Zum Spaß grillt hier niemand

Und wie ein Möbelhaus hat die Genusswerkstatt auch Produktlinien. Die mediterrane Kreativwurst stammt aus der Linie Haki 36: Haptik, Kinetik, 36 Gewürze. Kurz vor der zweiten Entscheidung des Nachmittags ist sie ein bisschen nervös. „Ich bin ja auch ehrgeizig. Und schon auch ein bisschen enttäuscht, dass es unsere klassische nicht unter die ersten drei geschafft hat.“

Zum Spaß grillt hier niemand. So eine Auszeichnung kurbelt die Nachfrage an. Neretter: „Also, auf einen von den drei Plätzen will ich schon.“ Genssler: „Wir sind heute morgen um 5 aufgestanden und haben den LKW beladen. Wir wollen gewinnen.“ Hoferer: „Irgendwas mit heim nehmen, wäre schon schön.“

Als es um die Kreativen geht, liegt der Genuss auch im Betrachten der Jury. Ein Bayern 3-Moderator verzieht das Gesicht: „Da waren jetzt aber Kniescheiben mit drin.“ Der Bürgermeister von Schnabelwaid legt auf seinem Teller immer neue Ordnungsstrukturen. Eine stolze Ehefrau filmt vom Zaun ihren Mann, wie er auf der Bühne Bratwurst isst.

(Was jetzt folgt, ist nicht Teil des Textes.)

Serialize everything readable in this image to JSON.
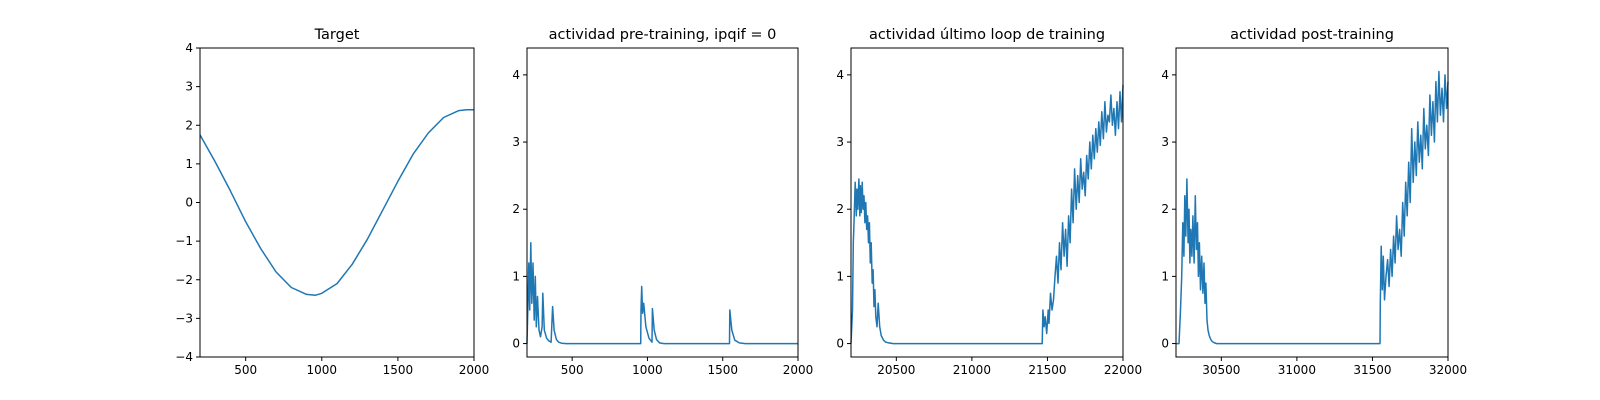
{
  "chart_data": [
    {
      "type": "line",
      "title": "Target",
      "xlim": [
        200,
        2000
      ],
      "ylim": [
        -4,
        4
      ],
      "xticks": [
        500,
        1000,
        1500,
        2000
      ],
      "yticks": [
        -4,
        -3,
        -2,
        -1,
        0,
        1,
        2,
        3,
        4
      ],
      "series": [
        {
          "color": "#1f77b4",
          "x": [
            200,
            300,
            400,
            500,
            600,
            700,
            800,
            900,
            960,
            1000,
            1100,
            1200,
            1300,
            1400,
            1500,
            1600,
            1700,
            1800,
            1900,
            1950,
            2000
          ],
          "y": [
            1.75,
            1.05,
            0.3,
            -0.5,
            -1.2,
            -1.8,
            -2.2,
            -2.38,
            -2.4,
            -2.35,
            -2.1,
            -1.6,
            -0.95,
            -0.2,
            0.55,
            1.25,
            1.8,
            2.2,
            2.38,
            2.4,
            2.4
          ]
        }
      ]
    },
    {
      "type": "line",
      "title": "actividad pre-training, ipqif = 0",
      "xlim": [
        200,
        2000
      ],
      "ylim": [
        -0.2,
        4.4
      ],
      "xticks": [
        500,
        1000,
        1500,
        2000
      ],
      "yticks": [
        0,
        1,
        2,
        3,
        4
      ],
      "series": [
        {
          "color": "#1f77b4",
          "x": [
            200,
            205,
            212,
            218,
            225,
            232,
            240,
            248,
            255,
            262,
            270,
            280,
            290,
            300,
            305,
            315,
            330,
            345,
            360,
            370,
            380,
            395,
            410,
            430,
            460,
            500,
            600,
            700,
            800,
            900,
            955,
            957,
            962,
            968,
            975,
            990,
            1010,
            1030,
            1033,
            1045,
            1060,
            1080,
            1110,
            1150,
            1300,
            1450,
            1545,
            1547,
            1560,
            1580,
            1610,
            1650,
            1800,
            1900,
            2000
          ],
          "y": [
            0,
            0.5,
            1.2,
            0.5,
            1.5,
            0.6,
            1.2,
            0.35,
            1.0,
            0.25,
            0.7,
            0.2,
            0.1,
            0.25,
            0.75,
            0.2,
            0.08,
            0.04,
            0.02,
            0.55,
            0.2,
            0.06,
            0.02,
            0.005,
            0,
            0,
            0,
            0,
            0,
            0,
            0,
            0.5,
            0.85,
            0.45,
            0.6,
            0.25,
            0.08,
            0.02,
            0.52,
            0.2,
            0.06,
            0.01,
            0,
            0,
            0,
            0,
            0,
            0.5,
            0.2,
            0.05,
            0.01,
            0,
            0,
            0,
            0
          ]
        }
      ]
    },
    {
      "type": "line",
      "title": "actividad último loop de training",
      "xlim": [
        20200,
        22000
      ],
      "ylim": [
        -0.2,
        4.4
      ],
      "xticks": [
        20500,
        21000,
        21500,
        22000
      ],
      "yticks": [
        0,
        1,
        2,
        3,
        4
      ],
      "series": [
        {
          "color": "#1f77b4",
          "x": [
            20200,
            20210,
            20215,
            20220,
            20228,
            20235,
            20240,
            20245,
            20252,
            20258,
            20262,
            20268,
            20274,
            20280,
            20286,
            20292,
            20298,
            20304,
            20310,
            20316,
            20322,
            20328,
            20334,
            20340,
            20346,
            20352,
            20358,
            20364,
            20372,
            20380,
            20390,
            20400,
            20415,
            20430,
            20450,
            20480,
            20520,
            20600,
            20800,
            21000,
            21200,
            21400,
            21465,
            21470,
            21478,
            21485,
            21495,
            21505,
            21510,
            21520,
            21530,
            21540,
            21550,
            21560,
            21570,
            21580,
            21590,
            21600,
            21610,
            21620,
            21630,
            21640,
            21650,
            21660,
            21670,
            21680,
            21690,
            21700,
            21710,
            21720,
            21730,
            21740,
            21750,
            21760,
            21770,
            21780,
            21790,
            21800,
            21810,
            21820,
            21830,
            21840,
            21850,
            21860,
            21870,
            21880,
            21890,
            21900,
            21910,
            21920,
            21930,
            21940,
            21950,
            21960,
            21970,
            21980,
            21990,
            22000
          ],
          "y": [
            0,
            0.5,
            1.5,
            1.8,
            2.4,
            1.9,
            2.3,
            2.0,
            2.45,
            1.9,
            2.35,
            1.95,
            2.4,
            2.0,
            2.2,
            1.8,
            2.1,
            1.7,
            1.9,
            1.5,
            1.8,
            1.2,
            1.5,
            0.9,
            1.1,
            0.55,
            0.8,
            0.4,
            0.25,
            0.6,
            0.25,
            0.12,
            0.05,
            0.02,
            0.01,
            0,
            0,
            0,
            0,
            0,
            0,
            0,
            0,
            0.5,
            0.25,
            0.4,
            0.15,
            0.5,
            0.3,
            0.75,
            0.5,
            0.65,
            1.0,
            1.3,
            0.9,
            1.5,
            1.1,
            1.8,
            1.3,
            1.7,
            1.15,
            1.9,
            1.5,
            2.3,
            1.8,
            2.6,
            2.0,
            2.5,
            2.1,
            2.75,
            2.3,
            2.55,
            2.2,
            2.8,
            2.45,
            3.0,
            2.6,
            3.1,
            2.75,
            3.2,
            2.85,
            3.3,
            2.95,
            3.45,
            3.05,
            3.6,
            3.15,
            3.4,
            3.3,
            3.7,
            3.25,
            3.5,
            3.1,
            3.6,
            3.2,
            3.75,
            3.3,
            3.85
          ]
        }
      ]
    },
    {
      "type": "line",
      "title": "actividad post-training",
      "xlim": [
        30200,
        32000
      ],
      "ylim": [
        -0.2,
        4.4
      ],
      "xticks": [
        30500,
        31000,
        31500,
        32000
      ],
      "yticks": [
        0,
        1,
        2,
        3,
        4
      ],
      "series": [
        {
          "color": "#1f77b4",
          "x": [
            30200,
            30220,
            30230,
            30238,
            30245,
            30252,
            30258,
            30265,
            30272,
            30280,
            30286,
            30292,
            30298,
            30305,
            30312,
            30320,
            30328,
            30335,
            30342,
            30348,
            30355,
            30362,
            30370,
            30378,
            30385,
            30392,
            30398,
            30405,
            30412,
            30420,
            30430,
            30440,
            30455,
            30470,
            30490,
            30520,
            30600,
            30800,
            31000,
            31200,
            31400,
            31550,
            31552,
            31558,
            31565,
            31572,
            31580,
            31590,
            31600,
            31610,
            31620,
            31630,
            31640,
            31650,
            31660,
            31670,
            31680,
            31690,
            31700,
            31710,
            31720,
            31730,
            31740,
            31750,
            31760,
            31770,
            31780,
            31790,
            31800,
            31810,
            31820,
            31830,
            31840,
            31850,
            31860,
            31870,
            31880,
            31890,
            31900,
            31910,
            31920,
            31930,
            31940,
            31950,
            31960,
            31970,
            31980,
            31990,
            32000
          ],
          "y": [
            0,
            0,
            0.5,
            1.0,
            1.8,
            1.3,
            2.2,
            1.6,
            2.45,
            1.5,
            2.0,
            1.2,
            1.7,
            1.3,
            1.9,
            1.2,
            2.2,
            1.4,
            1.8,
            1.0,
            1.5,
            0.8,
            1.3,
            0.75,
            1.2,
            0.6,
            0.9,
            0.35,
            0.2,
            0.12,
            0.06,
            0.03,
            0.01,
            0,
            0,
            0,
            0,
            0,
            0,
            0,
            0,
            0,
            0.6,
            1.45,
            0.8,
            1.3,
            0.65,
            1.0,
            1.25,
            0.85,
            1.4,
            1.0,
            1.6,
            1.2,
            1.9,
            1.4,
            1.7,
            1.3,
            2.1,
            1.6,
            2.4,
            1.9,
            2.7,
            2.1,
            3.2,
            2.4,
            3.0,
            2.5,
            3.3,
            2.7,
            3.1,
            2.6,
            3.5,
            2.9,
            3.25,
            2.8,
            3.7,
            3.1,
            3.6,
            3.0,
            3.9,
            3.3,
            4.05,
            3.4,
            3.8,
            3.3,
            4.0,
            3.5,
            3.9
          ]
        }
      ]
    }
  ]
}
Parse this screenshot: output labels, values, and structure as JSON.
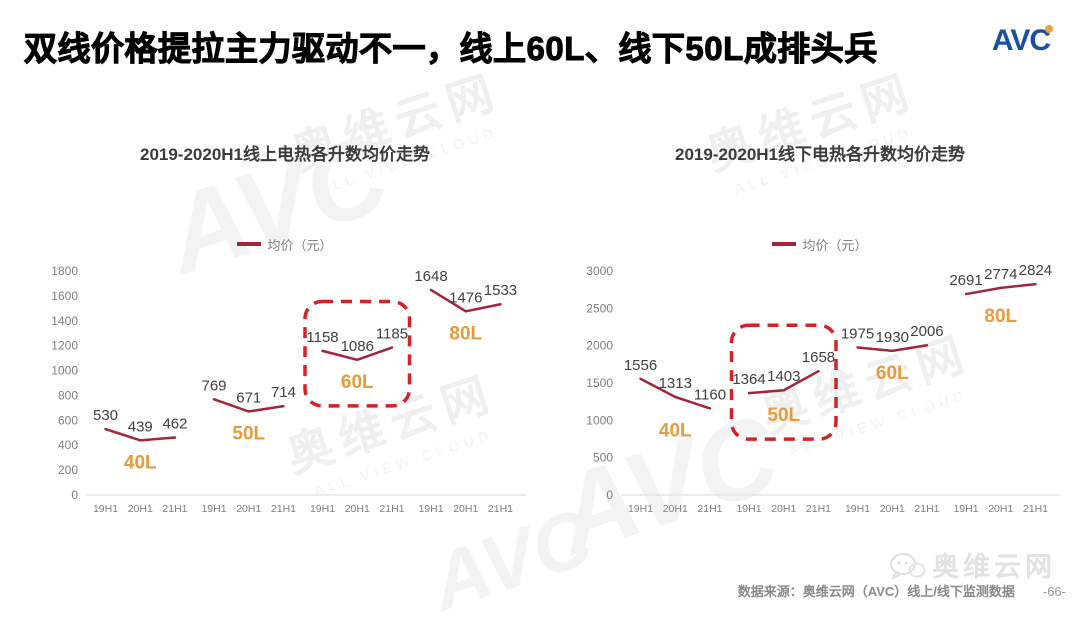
{
  "page": {
    "title": "双线价格提拉主力驱动不一，线上60L、线下50L成排头兵",
    "source_note": "数据来源：奥维云网（AVC）线上/线下监测数据",
    "page_number": "-66-",
    "brand": {
      "logo_text": "AVC",
      "footer_logo_text": "奥维云网"
    },
    "watermark": {
      "text": "奥维云网",
      "subtext": "ALL VIEW CLOUD",
      "logo": "AVC"
    }
  },
  "colors": {
    "line": "#A32638",
    "highlight_box": "#D2232A",
    "group_label": "#E89B3C",
    "brand_blue": "#1B4F9F",
    "brand_dot": "#E8A33B"
  },
  "chart_data": [
    {
      "type": "line",
      "title": "2019-2020H1线上电热各升数均价走势",
      "legend": "均价（元）",
      "ylim": [
        0,
        1800
      ],
      "yticks": [
        0,
        200,
        400,
        600,
        800,
        1000,
        1200,
        1400,
        1600,
        1800
      ],
      "x_labels": [
        "19H1",
        "20H1",
        "21H1"
      ],
      "grid": false,
      "legend_position": "top-center",
      "series": [
        {
          "name": "40L",
          "values": [
            530,
            439,
            462
          ],
          "highlight": false
        },
        {
          "name": "50L",
          "values": [
            769,
            671,
            714
          ],
          "highlight": false
        },
        {
          "name": "60L",
          "values": [
            1158,
            1086,
            1185
          ],
          "highlight": true
        },
        {
          "name": "80L",
          "values": [
            1648,
            1476,
            1533
          ],
          "highlight": false
        }
      ]
    },
    {
      "type": "line",
      "title": "2019-2020H1线下电热各升数均价走势",
      "legend": "均价（元）",
      "ylim": [
        0,
        3000
      ],
      "yticks": [
        0,
        500,
        1000,
        1500,
        2000,
        2500,
        3000
      ],
      "x_labels": [
        "19H1",
        "20H1",
        "21H1"
      ],
      "grid": false,
      "legend_position": "top-center",
      "series": [
        {
          "name": "40L",
          "values": [
            1556,
            1313,
            1160
          ],
          "highlight": false
        },
        {
          "name": "50L",
          "values": [
            1364,
            1403,
            1658
          ],
          "highlight": true
        },
        {
          "name": "60L",
          "values": [
            1975,
            1930,
            2006
          ],
          "highlight": false
        },
        {
          "name": "80L",
          "values": [
            2691,
            2774,
            2824
          ],
          "highlight": false
        }
      ]
    }
  ]
}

Die Wahl fällt auf die Spargelwurst der Metzgerei Wagner aus Hausen. Weil aber die Metzgerei Deininger von Stephan Jamm hier nun den dritten Platz belegt, ist der Gesamtsieger, der Bratwurstkönig, schon klar. Der Vorjahres-König nimmt noch den Publikumspreis mit. Mittlerweile ist auch die Bayrische Landwirtschaftsministerin, Michaela Kaniber eingetroffen, im Dirndl. Das provoziert zu mehr Schmierigkeit. Der Moderator bietet Umarmungen an und fordert Küsschen ein. Kaniber trägts mit starrem Lächeln.

Und findet, zur Erklärung von allem, was heute hier, in Pegnitz geschah, kluge Worte: „Bayern ist zwar keine Monarchie mehr. Es gibt jedoch Momente, in denen wir nach Monarchie lechzen.“ Der Bratwurstkönig erhält sein Zepter aus den Händen der Bierkönigin. Und so endet dann das Rennen der Würste. Er muss noch abbauen jetzt. Und morgen ist wieder Montag.